In recent days, collective action by workers at companies like Facebook and Google has pressured these companies to back away from requiring mandatory arbitration of sexual harassment claims, allowing workers to have their day in court instead of forcing them to arbitrate these claims behind closed doors.
Workers across the country can and should build on this inspiring example, challenging mandated arbitration not only of sexual harassment claims but also of other claims of wrongdoing. In a time of vast economic inequality, where worker power is waning and employer power is growing, arbitration clauses are part of the problem. By exercising their right of collective action enshrined in federal labor law, workers can challenge the use of arbitration clauses and shift this imbalance of power.
The problem is that since the early 1990s, employers have frequently placed mandatory arbitration clauses in employment contracts. Many judges and scholars (myself included) read the federal statute dictating that courts enforce these clauses to explicitly exempt workers. But a narrow Supreme Court majority disagreed in 2001, opening the floodgates for potentially any dispute a worker has with her employer to be arbitrated if the contract says so.
This backdrop has allowed for secretive sexual harassment settlements to be awarded in arbitration, where proceedings aren’t public, where arbitrators need not give reasons to the public, and where privacy is the coin of the realm.
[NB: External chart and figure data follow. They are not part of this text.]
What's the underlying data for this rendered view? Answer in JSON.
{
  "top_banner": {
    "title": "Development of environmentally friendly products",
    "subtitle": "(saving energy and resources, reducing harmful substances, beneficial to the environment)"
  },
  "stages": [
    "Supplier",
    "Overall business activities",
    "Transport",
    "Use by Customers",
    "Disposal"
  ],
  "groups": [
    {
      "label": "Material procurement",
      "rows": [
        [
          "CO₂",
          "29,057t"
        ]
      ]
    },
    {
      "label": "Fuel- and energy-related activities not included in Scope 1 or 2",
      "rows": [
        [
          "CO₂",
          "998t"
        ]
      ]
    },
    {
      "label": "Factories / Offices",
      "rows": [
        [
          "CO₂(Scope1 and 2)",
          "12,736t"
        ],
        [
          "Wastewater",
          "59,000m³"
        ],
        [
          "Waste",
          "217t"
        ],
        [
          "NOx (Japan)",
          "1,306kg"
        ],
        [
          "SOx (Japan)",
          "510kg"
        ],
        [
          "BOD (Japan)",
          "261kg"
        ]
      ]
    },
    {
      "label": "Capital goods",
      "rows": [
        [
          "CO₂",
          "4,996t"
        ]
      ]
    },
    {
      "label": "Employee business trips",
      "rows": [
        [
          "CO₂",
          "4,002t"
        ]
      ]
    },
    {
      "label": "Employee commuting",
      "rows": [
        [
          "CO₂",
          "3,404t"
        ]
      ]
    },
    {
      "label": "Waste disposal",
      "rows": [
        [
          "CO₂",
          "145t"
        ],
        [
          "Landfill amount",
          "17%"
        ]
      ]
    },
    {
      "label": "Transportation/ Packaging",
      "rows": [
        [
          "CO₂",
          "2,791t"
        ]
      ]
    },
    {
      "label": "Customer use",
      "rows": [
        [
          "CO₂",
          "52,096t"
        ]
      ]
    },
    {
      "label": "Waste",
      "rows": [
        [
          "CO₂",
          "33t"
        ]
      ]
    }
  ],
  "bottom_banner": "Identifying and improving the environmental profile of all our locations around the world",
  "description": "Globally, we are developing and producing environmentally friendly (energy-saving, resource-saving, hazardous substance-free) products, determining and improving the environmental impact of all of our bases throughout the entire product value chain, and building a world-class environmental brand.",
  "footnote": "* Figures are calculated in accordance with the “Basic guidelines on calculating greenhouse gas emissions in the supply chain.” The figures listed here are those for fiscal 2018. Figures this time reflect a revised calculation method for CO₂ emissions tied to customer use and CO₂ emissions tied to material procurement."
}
But the dramatic rise of worker arbitration has created many more problems. One study indicates that workers bringing claims against their employers in arbitration tend to fare worse than they do in courts, and another study indicates that parties use arbitration less than they would use courts to ferret out wrongdoing. It makes sense: Companies are repeat customers for arbitrators, whereas individual employees are not.
There’s another problem with keeping lawsuits out of court. Lawsuits in courts are part of how the public comes to understand and account for pervasive wrongdoing. Lawsuits also help to flesh out the vague words of statutes protecting workers, creating precedent that puts wrongdoers on notice. Finally, even lawsuits that fail because the law doesn’t reach the alleged wrongdoing can spark legislative reform to expand the scope of liability.
Thus, today, inequality is magnified by employers, who through arbitration can escape either liability or public reckoning not only for sexual harassment but also wage theft and the types of discrimination that leave workers jobless or in lower-paying positions.
The solution to this problem is worker collective action. Unfortunately, a narrow Supreme Court majority foreclosed one path of collective action this summer. The case was about how the federal arbitration statute intersects with the National Labor Relations Act’s protection of worker collective action. The plaintiffs argued that contracts denying them the right to arbitrate or litigate collectively denied them their right “to engage in concerted activities … for mutual aid or protection” under the NLRA. With Justice Neil Gorsuch writing the opinion, the 5–4 conservative majority disagreed, opining that the NLRA’s protection of collective action generally did not conflict with contracts banning collective arbitration or litigation.
The result is that courts must generally uphold arbitration contracts mandating that workers arbitrate disputes with their employers individually. This outcome is troubling because sometimes it can be difficult to be the lone voice alleging wrongdoing. And if the wrongdoing results in small damages for an individual employee but larger damages across employees, workers have a better shot of getting legal representation if they can sue or arbitrate together.
The courageous workers at Google and Facebook reveal another path, however. The path is not to challenge arbitration clauses at the time of hire, when most workers have no say over take-it-or-leave-it arbitration provisions in contracts. Instead, it is for existing workers together to employ the pressure to get the companies to back away from arbitration provisions. And to turn the tide against employer-mandated arbitration generally, it will take more than tech workers.
To be sure, it may be easier for 20,000 highly skilled Google employees to walk out over or protest arbitration clauses. After all, their talents protect them to an extent from being fired and make them marketable even if they are fired.
Less-powerful workers, however, are still protected in exercising collective action. The NLRA may not protect their ability to arbitrate together once the arbitration clause says otherwise. But it certainly and inarguably does guarantee workers’ rights to act collectively for mutual aid and protection.
The seminal examples of workers acting collectively for mutual aid and protection involve workers coming together to make demands to their employers about the conditions of employment. The National Labor Relations Board and courts have protected workers who leave work when the factory is freezing, who challenge their employer’s calculation of benefits, and who band together to argue for paid sick leave.
Nowadays, a core condition of the employment contract is whether workers can have their day in court when they believe their employer has violated the law. Right now, that condition all too often pushes workers out of court and into arbitration. But workers who come together to demand that mandatory arbitration be stripped out of their contracts are exercising basic rights of collective action that are protected by the NLRA. And employers are legally prohibited from firing or even disciplining those workers.
So workers, unite—to demand that your employers stop mandating arbitration. Your right to act together has long been enshrined in federal law. And by exercising that right, you can hold your employer to account publicly both for sexual harassment violations and other forms of discrimination and disempowerment.